Since Ontario’s feed-in tariff program was launched last week, and with the first applications being accepted Oct. 1, there has been a handful of announcements that suggest the new program — despite controversy around local content rules, wind setbacks and land restrictions for solar — is beginning to achieve its intended effect.
Wind developer AIM PowerGen announced yesterday that it has been purchased by International Power PLC, which said Ontario’s Green Energy Act and feed-in tariff program represented a “good basis for long-term investment” and was a “key driver of our interest in AIM.” The value of the deal was disclosed by IPP as $189 million (Canadian). Said David Timm, vice-president of strategic affairs at AIM: “They very much believe that with the Feed in Tariff Ontario ‘is open for business’ and intend to make a big commitment in the province.”
Earlier, Canadian Hydro Developers said it had purchased the rights to develop 4,400 MW of wind offshore in Lake Erie. The Ontario government also disclosed it’s in advanced talks with Samsung C&T about bringing wind and possibly solar manufacturing to the province to support their interest in developing renewable-energy projects in the region. GE is also making moves, as are a number of local companies — Everbrite Solar, CWind and Sustainable Energy Technologies.
While the wind side shows some promise, the solar side looks more troubling. “There may be some jobs gained with manufacturing potential coming to Ontario, but they may be dissuaded from doing so if the government is restricting the development of a solar market through distorting land and domestic content requirements,” Rob Miller, vice-president of development at solar developer Axio Power Canada, lamented in a recent e-mail. “FirstSolar, EDF, SunPower, GE (solar), to name a few, I think some of these companies might be sitting on the sidelines and giving Ontario a pass for now in terms of new investment in FIT, and deploying capital elsewhere. Realistically, Ontario is still a small market, and if the government wants to attract manufacturing the typical way to do this is with tax incentives for building factories, grants, R&D credits.”

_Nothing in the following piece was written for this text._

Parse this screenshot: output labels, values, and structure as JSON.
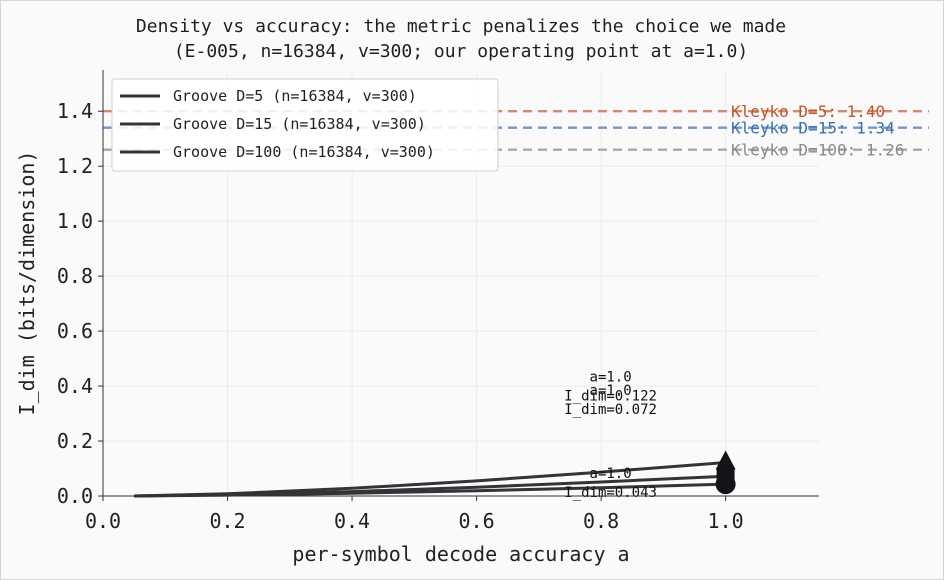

He may have a point. I dropped an e-mail today to Nanosolar co-founder and CEO Martin Roscheisen, asking whether he was still interested in the Ontario market. He replied promptly. “Yes,” he wrote, “but one doesn’t build factories overnight and at a moment’s notice. We’ll see how the market develops and holds up and take this into consideration as we expand capacity.” It may indeed be that solar manufacturers aren’t prepared to take the chance just yet with certain restrictions on solar development, including and most importantly the development ban on Class 1, 2 and 3 (in most cases) agricultural lands.
But it’s still early days and there could be much policy tweaking to come, so stay tune.